O dever principal é a reconstrução e a reunificação do movimento de libertação nacional da Palestina. O objetivo é colocar a Palestina, pela enésima vez, na via da libertação, reafirmando a essência mesma da luta palestina. Isto concerne principalmente ao retorno das pessoas refugiadas e a construção de um único Estado livre, democrático e laico na Palestina – não o das fronteiras de 1967- em que todo cidadão e cidadã possa viver em paz sem distinção de religião ou de raça.

Uma ruptura profunda no movimento palestino, em nível histórico, foi certamente a dos acordos de Oslo em 1993: deformou o verdadeiro sentido de nossa luta e a verdadeira essência do conflito. Uma geração inteira de pessoas palestinas nasceu e cresceu na ilusão, após a assinatura desse documento catastrófico, que nada mais fez que levar à divisão e à fragmentação do movimento de libertação palestino.

Neste espírito, nosso compromisso está em reconstruir a frente de libertação nacional, ou seja, a OLP (Organização pela Libertação da Palestina): estamos atuando entre Fatah e Hamás para criar um equilíbrio e preservar a unidade nacional, aportando nossa ideia progressista das esquerdas e a favor de uma representação popular. Todas as classes palestinas devem formar parte deste processo de unidade. As classes populares não deveriam ser excluídas da direção do movimento, como estão desde há quarenta anos.

Que alternativa política sugere a FPLP?

O princípio fundamental de mudança é a participação popular dos palestinos na luta – e na tomada de decisões políticas – de forma eficaz e significativa. Isto necessita não apenas de um combate contra a ocupação, senão também uma luta por recuperar o direito à participação de todas as pessoas palestinas, estejam elas na Jordânia, no Líbano, na Síria ou em outras partes. A participação e a liderança populares são necessárias para a reconstrução do movimento de resistência contra o sionismo e para colocar em marcha uma estratégia unificada de libertação da Palestina. Isto deve evidentemente desenvolver-se tanto na Palestina como em outras partes do mundo. Se nossas comunidades seguem sendo ameaçadas por todo tipo de crimes, leis repressivas e ataques por parte da direita, nossos objetivos serão mais difíceis de alcançar. O ponto fundamental de nossa visão é o direito das pessoas de participar no desenvolvimento de seu futuro. É o processo democrático de representação pelo qual lutamos.

A FPLP foi criada em 1967. Como avalia seu papel atual?

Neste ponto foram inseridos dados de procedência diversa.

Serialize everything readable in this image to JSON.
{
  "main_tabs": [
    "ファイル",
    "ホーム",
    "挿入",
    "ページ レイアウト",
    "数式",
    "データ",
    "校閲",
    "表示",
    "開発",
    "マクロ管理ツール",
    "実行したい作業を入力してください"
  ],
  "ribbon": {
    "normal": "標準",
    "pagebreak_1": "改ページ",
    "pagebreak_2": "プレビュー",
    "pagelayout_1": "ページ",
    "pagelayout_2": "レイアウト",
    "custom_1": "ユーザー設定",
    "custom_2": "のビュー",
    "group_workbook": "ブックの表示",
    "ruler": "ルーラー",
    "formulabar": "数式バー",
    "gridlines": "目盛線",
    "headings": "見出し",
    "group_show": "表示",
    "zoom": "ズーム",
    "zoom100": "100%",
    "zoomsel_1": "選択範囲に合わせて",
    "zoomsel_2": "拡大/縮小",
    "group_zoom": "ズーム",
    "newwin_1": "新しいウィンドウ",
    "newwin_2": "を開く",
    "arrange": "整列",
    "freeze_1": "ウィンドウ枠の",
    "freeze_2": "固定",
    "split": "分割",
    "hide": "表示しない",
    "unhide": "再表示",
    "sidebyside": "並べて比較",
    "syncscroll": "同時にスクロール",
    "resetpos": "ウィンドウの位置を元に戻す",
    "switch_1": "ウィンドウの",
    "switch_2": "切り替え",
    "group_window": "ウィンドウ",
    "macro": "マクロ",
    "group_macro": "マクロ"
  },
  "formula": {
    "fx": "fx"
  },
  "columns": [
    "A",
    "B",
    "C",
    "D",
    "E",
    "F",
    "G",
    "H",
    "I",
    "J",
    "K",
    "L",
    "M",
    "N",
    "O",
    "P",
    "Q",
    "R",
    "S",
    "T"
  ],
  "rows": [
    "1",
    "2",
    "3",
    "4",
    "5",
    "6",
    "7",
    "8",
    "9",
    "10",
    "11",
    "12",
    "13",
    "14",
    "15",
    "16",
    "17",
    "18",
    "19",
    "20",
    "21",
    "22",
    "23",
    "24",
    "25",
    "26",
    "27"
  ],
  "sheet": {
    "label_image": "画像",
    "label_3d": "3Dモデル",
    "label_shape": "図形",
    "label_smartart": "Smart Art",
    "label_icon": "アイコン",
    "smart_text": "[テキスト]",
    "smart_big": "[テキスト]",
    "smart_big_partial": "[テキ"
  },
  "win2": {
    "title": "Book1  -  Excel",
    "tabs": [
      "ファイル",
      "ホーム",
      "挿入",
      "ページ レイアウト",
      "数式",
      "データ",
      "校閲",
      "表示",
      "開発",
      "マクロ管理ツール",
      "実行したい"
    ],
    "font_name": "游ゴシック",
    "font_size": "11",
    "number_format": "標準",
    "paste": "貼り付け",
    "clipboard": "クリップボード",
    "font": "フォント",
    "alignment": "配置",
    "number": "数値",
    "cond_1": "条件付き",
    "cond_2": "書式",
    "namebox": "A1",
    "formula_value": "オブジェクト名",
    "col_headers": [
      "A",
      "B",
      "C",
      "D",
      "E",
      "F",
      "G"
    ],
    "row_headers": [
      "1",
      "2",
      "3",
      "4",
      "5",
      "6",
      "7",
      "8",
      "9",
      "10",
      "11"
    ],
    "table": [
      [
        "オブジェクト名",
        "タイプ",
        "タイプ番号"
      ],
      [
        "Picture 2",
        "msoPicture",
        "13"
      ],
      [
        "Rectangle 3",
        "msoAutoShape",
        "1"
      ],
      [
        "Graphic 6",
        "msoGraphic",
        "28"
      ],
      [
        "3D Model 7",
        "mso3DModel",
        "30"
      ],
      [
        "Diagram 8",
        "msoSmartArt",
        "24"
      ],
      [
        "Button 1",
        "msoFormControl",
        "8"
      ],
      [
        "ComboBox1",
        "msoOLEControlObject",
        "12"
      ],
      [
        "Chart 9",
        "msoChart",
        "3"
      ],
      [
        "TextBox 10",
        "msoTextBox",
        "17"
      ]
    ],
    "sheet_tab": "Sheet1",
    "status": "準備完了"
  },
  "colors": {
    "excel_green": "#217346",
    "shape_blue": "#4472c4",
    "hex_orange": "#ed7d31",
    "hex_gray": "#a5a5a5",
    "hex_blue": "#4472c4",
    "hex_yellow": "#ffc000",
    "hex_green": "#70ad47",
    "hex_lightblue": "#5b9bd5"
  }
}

Nestes últimos anos, a FPLP enfrentou a enormes dificuldades por causa da repressão política e financeira. As perseguições, as detenções massivas e os assassinatos de nossos quadros são um exemplo claro de tudo isso. Apesar de tudo, temos melhorado nossas capacidades militares em Gaza, pois não estamos nas mesmas condições que na Cisjordânia, onde sofremos com a ocupação e a coordenação, nos assuntos de segurança, da Autoridade Palestina com o ocupante; numerosos camaradas, como eu, estamos encarcerados precisamente por causa disto. Entretanto, estamos presentes em todas as formas de luta (militar, política, cultural, social) e temos progredido em termos da participação popular da juventude, porém segue sendo difícil obter resultados e uma visibilidade (em relação a Fatah e Hamas NDLR) devido à situação atual. Apesar das dificuldades, seguimos comprometidos com um processo de construção e de crescimento do nosso partido.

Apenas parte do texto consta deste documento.